Mulaney

6 marzo 2015

Intitolata all’attore/autore della serie stessa, Mulaney si presenta come una sit-com oltremodo tradizionale. Decisamente troppo, si direbbe, considerato che è stata un flop disastroso sia di critica sia di pubblico. Il paragone con Seinfeld è inevitabile, trattandosi di una serie ritagliata su uno stand-up comedian che apre ogni puntata con una sua routine. Chiunque abbia tentato tale paragone non ha potuto che trarne ulteriori motivi di insoddisfazione: Mulaney non ha nulla dell’originalità di Seinfeld, presenta personaggi oltremodo banali e, soprattutto, attori a tal punto mediocri (a cominciare dallo stesso Mulaney) da riuscire a rovinare anche le battute che avrebbero avuto qualche speranza di arrivare a segno.

Tra questi personaggi vi è anche il dirimpettaio gay Oscar, interpretato da un Elliott Gould ultrasettantenne, gradevole ma ormai lontanissimo dai fasti della Nuova Hollywood.
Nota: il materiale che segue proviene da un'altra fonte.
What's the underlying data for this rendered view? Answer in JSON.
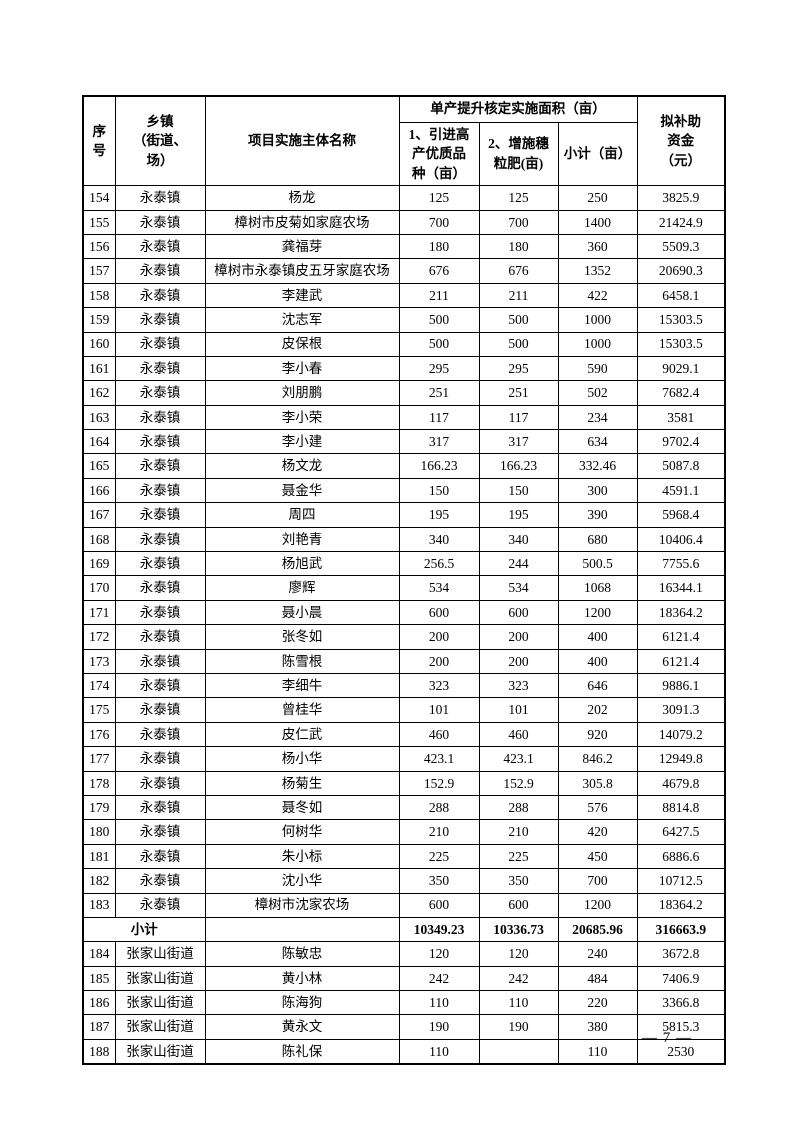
{
  "page": {
    "number_label": "— 7 —"
  },
  "table": {
    "header": {
      "seq": "序\n号",
      "township": "乡镇\n（街道、\n场）",
      "entity": "项目实施主体名称",
      "area_group": "单产提升核定实施面积（亩）",
      "area_variety": "1、引进高\n产优质品\n种（亩）",
      "area_fertilizer": "2、增施穗\n粒肥(亩)",
      "area_subtotal": "小计（亩）",
      "subsidy": "拟补助\n资金\n（元）"
    },
    "rows": [
      {
        "type": "data",
        "seq": "154",
        "township": "永泰镇",
        "entity": "杨龙",
        "variety_area": "125",
        "fertilizer_area": "125",
        "subtotal_area": "250",
        "subsidy": "3825.9"
      },
      {
        "type": "data",
        "seq": "155",
        "township": "永泰镇",
        "entity": "樟树市皮菊如家庭农场",
        "variety_area": "700",
        "fertilizer_area": "700",
        "subtotal_area": "1400",
        "subsidy": "21424.9"
      },
      {
        "type": "data",
        "seq": "156",
        "township": "永泰镇",
        "entity": "龚福芽",
        "variety_area": "180",
        "fertilizer_area": "180",
        "subtotal_area": "360",
        "subsidy": "5509.3"
      },
      {
        "type": "data",
        "seq": "157",
        "township": "永泰镇",
        "entity": "樟树市永泰镇皮五牙家庭农场",
        "variety_area": "676",
        "fertilizer_area": "676",
        "subtotal_area": "1352",
        "subsidy": "20690.3"
      },
      {
        "type": "data",
        "seq": "158",
        "township": "永泰镇",
        "entity": "李建武",
        "variety_area": "211",
        "fertilizer_area": "211",
        "subtotal_area": "422",
        "subsidy": "6458.1"
      },
      {
        "type": "data",
        "seq": "159",
        "township": "永泰镇",
        "entity": "沈志军",
        "variety_area": "500",
        "fertilizer_area": "500",
        "subtotal_area": "1000",
        "subsidy": "15303.5"
      },
      {
        "type": "data",
        "seq": "160",
        "township": "永泰镇",
        "entity": "皮保根",
        "variety_area": "500",
        "fertilizer_area": "500",
        "subtotal_area": "1000",
        "subsidy": "15303.5"
      },
      {
        "type": "data",
        "seq": "161",
        "township": "永泰镇",
        "entity": "李小春",
        "variety_area": "295",
        "fertilizer_area": "295",
        "subtotal_area": "590",
        "subsidy": "9029.1"
      },
      {
        "type": "data",
        "seq": "162",
        "township": "永泰镇",
        "entity": "刘朋鹏",
        "variety_area": "251",
        "fertilizer_area": "251",
        "subtotal_area": "502",
        "subsidy": "7682.4"
      },
      {
        "type": "data",
        "seq": "163",
        "township": "永泰镇",
        "entity": "李小荣",
        "variety_area": "117",
        "fertilizer_area": "117",
        "subtotal_area": "234",
        "subsidy": "3581"
      },
      {
        "type": "data",
        "seq": "164",
        "township": "永泰镇",
        "entity": "李小建",
        "variety_area": "317",
        "fertilizer_area": "317",
        "subtotal_area": "634",
        "subsidy": "9702.4"
      },
      {
        "type": "data",
        "seq": "165",
        "township": "永泰镇",
        "entity": "杨文龙",
        "variety_area": "166.23",
        "fertilizer_area": "166.23",
        "subtotal_area": "332.46",
        "subsidy": "5087.8"
      },
      {
        "type": "data",
        "seq": "166",
        "township": "永泰镇",
        "entity": "聂金华",
        "variety_area": "150",
        "fertilizer_area": "150",
        "subtotal_area": "300",
        "subsidy": "4591.1"
      },
      {
        "type": "data",
        "seq": "167",
        "township": "永泰镇",
        "entity": "周四",
        "variety_area": "195",
        "fertilizer_area": "195",
        "subtotal_area": "390",
        "subsidy": "5968.4"
      },
      {
        "type": "data",
        "seq": "168",
        "township": "永泰镇",
        "entity": "刘艳青",
        "variety_area": "340",
        "fertilizer_area": "340",
        "subtotal_area": "680",
        "subsidy": "10406.4"
      },
      {
        "type": "data",
        "seq": "169",
        "township": "永泰镇",
        "entity": "杨旭武",
        "variety_area": "256.5",
        "fertilizer_area": "244",
        "subtotal_area": "500.5",
        "subsidy": "7755.6"
      },
      {
        "type": "data",
        "seq": "170",
        "township": "永泰镇",
        "entity": "廖辉",
        "variety_area": "534",
        "fertilizer_area": "534",
        "subtotal_area": "1068",
        "subsidy": "16344.1"
      },
      {
        "type": "data",
        "seq": "171",
        "township": "永泰镇",
        "entity": "聂小晨",
        "variety_area": "600",
        "fertilizer_area": "600",
        "subtotal_area": "1200",
        "subsidy": "18364.2"
      },
      {
        "type": "data",
        "seq": "172",
        "township": "永泰镇",
        "entity": "张冬如",
        "variety_area": "200",
        "fertilizer_area": "200",
        "subtotal_area": "400",
        "subsidy": "6121.4"
      },
      {
        "type": "data",
        "seq": "173",
        "township": "永泰镇",
        "entity": "陈雪根",
        "variety_area": "200",
        "fertilizer_area": "200",
        "subtotal_area": "400",
        "subsidy": "6121.4"
      },
      {
        "type": "data",
        "seq": "174",
        "township": "永泰镇",
        "entity": "李细牛",
        "variety_area": "323",
        "fertilizer_area": "323",
        "subtotal_area": "646",
        "subsidy": "9886.1"
      },
      {
        "type": "data",
        "seq": "175",
        "township": "永泰镇",
        "entity": "曾桂华",
        "variety_area": "101",
        "fertilizer_area": "101",
        "subtotal_area": "202",
        "subsidy": "3091.3"
      },
      {
        "type": "data",
        "seq": "176",
        "township": "永泰镇",
        "entity": "皮仁武",
        "variety_area": "460",
        "fertilizer_area": "460",
        "subtotal_area": "920",
        "subsidy": "14079.2"
      },
      {
        "type": "data",
        "seq": "177",
        "township": "永泰镇",
        "entity": "杨小华",
        "variety_area": "423.1",
        "fertilizer_area": "423.1",
        "subtotal_area": "846.2",
        "subsidy": "12949.8"
      },
      {
        "type": "data",
        "seq": "178",
        "township": "永泰镇",
        "entity": "杨菊生",
        "variety_area": "152.9",
        "fertilizer_area": "152.9",
        "subtotal_area": "305.8",
        "subsidy": "4679.8"
      },
      {
        "type": "data",
        "seq": "179",
        "township": "永泰镇",
        "entity": "聂冬如",
        "variety_area": "288",
        "fertilizer_area": "288",
        "subtotal_area": "576",
        "subsidy": "8814.8"
      },
      {
        "type": "data",
        "seq": "180",
        "township": "永泰镇",
        "entity": "何树华",
        "variety_area": "210",
        "fertilizer_area": "210",
        "subtotal_area": "420",
        "subsidy": "6427.5"
      },
      {
        "type": "data",
        "seq": "181",
        "township": "永泰镇",
        "entity": "朱小标",
        "variety_area": "225",
        "fertilizer_area": "225",
        "subtotal_area": "450",
        "subsidy": "6886.6"
      },
      {
        "type": "data",
        "seq": "182",
        "township": "永泰镇",
        "entity": "沈小华",
        "variety_area": "350",
        "fertilizer_area": "350",
        "subtotal_area": "700",
        "subsidy": "10712.5"
      },
      {
        "type": "data",
        "seq": "183",
        "township": "永泰镇",
        "entity": "樟树市沈家农场",
        "variety_area": "600",
        "fertilizer_area": "600",
        "subtotal_area": "1200",
        "subsidy": "18364.2"
      },
      {
        "type": "subtotal",
        "label": "小计",
        "entity": "",
        "variety_area": "10349.23",
        "fertilizer_area": "10336.73",
        "subtotal_area": "20685.96",
        "subsidy": "316663.9"
      },
      {
        "type": "data",
        "seq": "184",
        "township": "张家山街道",
        "entity": "陈敏忠",
        "variety_area": "120",
        "fertilizer_area": "120",
        "subtotal_area": "240",
        "subsidy": "3672.8"
      },
      {
        "type": "data",
        "seq": "185",
        "township": "张家山街道",
        "entity": "黄小林",
        "variety_area": "242",
        "fertilizer_area": "242",
        "subtotal_area": "484",
        "subsidy": "7406.9"
      },
      {
        "type": "data",
        "seq": "186",
        "township": "张家山街道",
        "entity": "陈海狗",
        "variety_area": "110",
        "fertilizer_area": "110",
        "subtotal_area": "220",
        "subsidy": "3366.8"
      },
      {
        "type": "data",
        "seq": "187",
        "township": "张家山街道",
        "entity": "黄永文",
        "variety_area": "190",
        "fertilizer_area": "190",
        "subtotal_area": "380",
        "subsidy": "5815.3"
      },
      {
        "type": "data",
        "seq": "188",
        "township": "张家山街道",
        "entity": "陈礼保",
        "variety_area": "110",
        "fertilizer_area": "",
        "subtotal_area": "110",
        "subsidy": "2530"
      }
    ]
  }
}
Il suo ruolo è nientemeno che quello del vecchio saggio: nella scena che gli viene garantita in ogni puntata risolve un dilemma di Mulaney con semplice buon senso. Al di là di questo, si tratta di un personaggio risaputo, una specie di profugo della San Francisco degli anni Settanta trapiantato nella Manhattan moderna, effeminato e stereotipato in modi che oggi possono anche non essere più offensivi, ma certo non brillano per inventiva.